Her zaman insanlar İsa’yı kabul etmediler. Tanrılık savını bir küfür saydılar. Beden almış İsa Tanrılığına atıfta bulunduğunda Tanrı’nın bir karikatürü gibi oldu. İsa’nın yaptıklarını ve sözlerini anlamakta zorluk çeken öğrencilerine kim olduğunu anlayıp anlamadıklarını teyit etmek için “Sizce ben kimim?” diye sorması gerekmişti (Mar 8:29). Havariler dışında O’nun kimliğini ilk anlayan kişinin bir kör olması da ironiktir (Mar 10:46-52). Vaftizci Yahya bile adam gönderip sordurmuştu: “Gelecek Olan sen misin?” (Mat 11:2-3). Bu yanlış anlaşılma Yeşaya peygamberin sözlerinde açıkça görülüyordu:

“Bakılacak biçimden yoksundu. Gönlümüzü çeken bir görünüşü de yoktu. İnsanlarca hor görüldü, yapayalnız bırakıldı. Acılar adamıydı, hastalığı yakından tanıdı. İnsanların yüz çevirdiği biri gibi hor görüldü, ona değer vermedik” (Yşa 53:2-3).

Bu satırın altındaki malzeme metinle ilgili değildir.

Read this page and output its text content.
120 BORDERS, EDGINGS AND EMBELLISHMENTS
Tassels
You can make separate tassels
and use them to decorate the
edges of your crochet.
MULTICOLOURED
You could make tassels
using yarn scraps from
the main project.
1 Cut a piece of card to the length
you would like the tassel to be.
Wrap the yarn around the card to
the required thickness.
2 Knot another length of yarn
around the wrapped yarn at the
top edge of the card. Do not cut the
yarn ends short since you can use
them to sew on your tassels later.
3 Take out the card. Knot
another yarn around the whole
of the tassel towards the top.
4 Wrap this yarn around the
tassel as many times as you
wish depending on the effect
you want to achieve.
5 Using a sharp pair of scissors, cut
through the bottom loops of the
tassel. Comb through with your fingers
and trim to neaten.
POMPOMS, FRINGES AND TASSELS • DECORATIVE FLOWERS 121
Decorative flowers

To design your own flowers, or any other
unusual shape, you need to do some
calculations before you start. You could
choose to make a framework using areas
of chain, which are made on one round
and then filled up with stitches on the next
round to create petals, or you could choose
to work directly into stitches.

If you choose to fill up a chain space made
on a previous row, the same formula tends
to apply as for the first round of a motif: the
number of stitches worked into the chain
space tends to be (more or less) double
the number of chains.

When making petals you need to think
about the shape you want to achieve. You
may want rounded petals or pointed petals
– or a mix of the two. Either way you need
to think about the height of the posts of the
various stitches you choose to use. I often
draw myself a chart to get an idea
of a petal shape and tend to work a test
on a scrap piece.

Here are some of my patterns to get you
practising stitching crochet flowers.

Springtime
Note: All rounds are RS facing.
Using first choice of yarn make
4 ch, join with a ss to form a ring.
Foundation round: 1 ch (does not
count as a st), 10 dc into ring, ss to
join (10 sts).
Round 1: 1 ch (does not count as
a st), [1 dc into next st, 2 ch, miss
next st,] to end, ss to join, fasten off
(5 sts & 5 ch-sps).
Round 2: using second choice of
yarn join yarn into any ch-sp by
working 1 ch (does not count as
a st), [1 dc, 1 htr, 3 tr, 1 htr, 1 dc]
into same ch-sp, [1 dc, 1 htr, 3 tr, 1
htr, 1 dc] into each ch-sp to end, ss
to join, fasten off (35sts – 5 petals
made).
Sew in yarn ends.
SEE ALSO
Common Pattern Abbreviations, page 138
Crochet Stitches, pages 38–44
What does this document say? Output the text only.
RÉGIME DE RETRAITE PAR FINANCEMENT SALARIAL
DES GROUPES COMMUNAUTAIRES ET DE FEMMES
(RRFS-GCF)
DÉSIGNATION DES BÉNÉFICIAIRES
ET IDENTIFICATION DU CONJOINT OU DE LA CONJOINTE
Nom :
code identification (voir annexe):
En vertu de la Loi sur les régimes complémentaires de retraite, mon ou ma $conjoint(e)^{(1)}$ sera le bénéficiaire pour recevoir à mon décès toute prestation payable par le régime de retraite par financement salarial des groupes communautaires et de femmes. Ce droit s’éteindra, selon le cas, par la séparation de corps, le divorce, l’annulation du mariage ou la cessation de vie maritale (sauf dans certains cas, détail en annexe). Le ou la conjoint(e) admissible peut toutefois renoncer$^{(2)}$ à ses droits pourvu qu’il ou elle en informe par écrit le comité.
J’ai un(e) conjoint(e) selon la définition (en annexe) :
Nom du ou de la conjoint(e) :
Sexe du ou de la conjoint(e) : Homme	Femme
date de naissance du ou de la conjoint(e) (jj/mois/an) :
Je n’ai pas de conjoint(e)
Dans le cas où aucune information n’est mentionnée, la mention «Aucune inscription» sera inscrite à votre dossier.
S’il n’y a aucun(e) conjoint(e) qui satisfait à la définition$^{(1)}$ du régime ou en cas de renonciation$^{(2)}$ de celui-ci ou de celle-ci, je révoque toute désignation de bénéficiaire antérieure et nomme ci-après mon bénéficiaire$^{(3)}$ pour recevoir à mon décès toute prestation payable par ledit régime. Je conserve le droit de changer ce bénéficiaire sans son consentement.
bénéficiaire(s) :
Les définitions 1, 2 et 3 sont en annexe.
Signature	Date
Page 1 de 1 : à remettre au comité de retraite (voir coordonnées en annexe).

O’na değer vermedik. İsa insanların gözünde bir soytarı, meczup, saçmalık, akılsızlık oldu (Mat 26:65; 27:27-40; 1Ko 1:18, 23). Utanç verici bir biçimde cezalandırıldı (İbr 12:2). En sonunda kuzu gibi götürüldü boğazlanmaya (1Ko 5:7).

İnsanın ona kurtuluş sağlamak için büyük bir özveride bulunan Tanrı’yı bu denli öfkeyle yanıtlaması akıl alır bir şey değildir. Günahlı yüreği (Yer 17:9) nedeniyle bütünüyle yok edilmeyi hak eden insan, İsa’yı eline geçirdiğinde işkenceyle yok etmeye çalıştı. İsa el ve ayaklarından haça çivilenerek öldürüldüğünde kendisine acı veren insanlar için de öldü.

Yahudi dini günahları bağışlatmak için kurban kesilmesini zorunlu sayardı (Lev 17:11). Bütün halkın günahlarını bağışlatmak için bir erkek keçi kesilirdi (Lev 16:15). İsa iyilik bilmezliğin doruğu olan işkencecilerin astığı çarmıhta ölürken bütün dünyanın günahlarını bağışlatan (1Yu 2:2) günah keçisi oldu (2 Kor. 5:21). Tanrı’yı tanısınlar diye bütün geldiği dünyada insanlar O’nu insanlıktan çıkardılar. Bir hayvan gibi boğazladılar. “Ama ben insan değil, toprak kurduyum, insanlar beni küçümsüyor, halk hor görüyor” (Mez 22:6) sözleri O’nu tarif ediyordu.

“-İnsanların İsa’ya bakıp O’nu anlamaması çok garip geliyor bana.
-Ne yazık ki dünyada çok az insan gerçekleri kabul ediyor. Çoğunluk İsa’yı çarmıha gerenler gibi. Öfkeli, alaycı, kendini büyük gören kibirli kişiler.
-İsa’ya nasıl bir karşılık vermek gerekir? Bu kadar çok şey yapan birine nasıl teşekkür edilir?
-Aziz Augustinus “Tanrı’ya verecek bir şey mi arıyorsun?” diye sormuş. “Öyleyse kendini ver” (Rom 12:1-2).”